Ok .... permission to kick my ass but don't over do it...
It's all a jumble so good luck, but your thoughts may help..
- Last week I was hugely emotionally charged due to Period coming some months I'm worse than others a week before,but I held it together well and dp was unaware but I struggle big time some months, think the worst about everything... but I'm aware and I deal with these months... I came on 2 days late, one day of dark blood and now nothing... god knows where that's gone... however last week..
- big investigation at work, I was ask to do a statement (which I didn't want to do but because my name was given I had to) 8 others also came forward and that person resigned today.. glad to see them gone but sad it had to come to that and that person clearly needs help in bullying. I've felt very tearful all day as I don't like being involved in this.

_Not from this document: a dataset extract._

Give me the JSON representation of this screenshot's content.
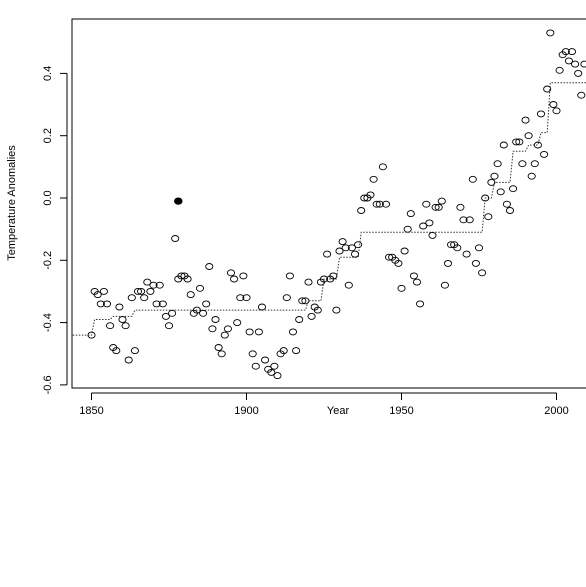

Now for the confusing bit.
I think my partner is going to propose, he disappeared last weekend and said he couldn't say where he was going but I'll find out soon .. we are going away next weekend he's planned it all and we are both excited. I've had little involvement with the planning, he's done it all. Nothing has changed between us we are as loving as ever if not more so. So fingers crossed.
Here's for the title, he got a new phone , and he set it up this week, I don't go on his phone but knew his passcode as he'd just type it in in front of me , but I have noticed he has changed it but when he puts it in he holds his hand over the side of the phone if you know what I mean so it's hard to see the sequence.
'Why are you thinking of accepting a proposal if you don't trust him' I have no reason not to trust him but what's the hand all about... I don't want to say anything because I'll sound like a fool, he don't hide it and messages come up static on his screen so I have no reason..
Have I just had a shit week with the above and am I just being a prat?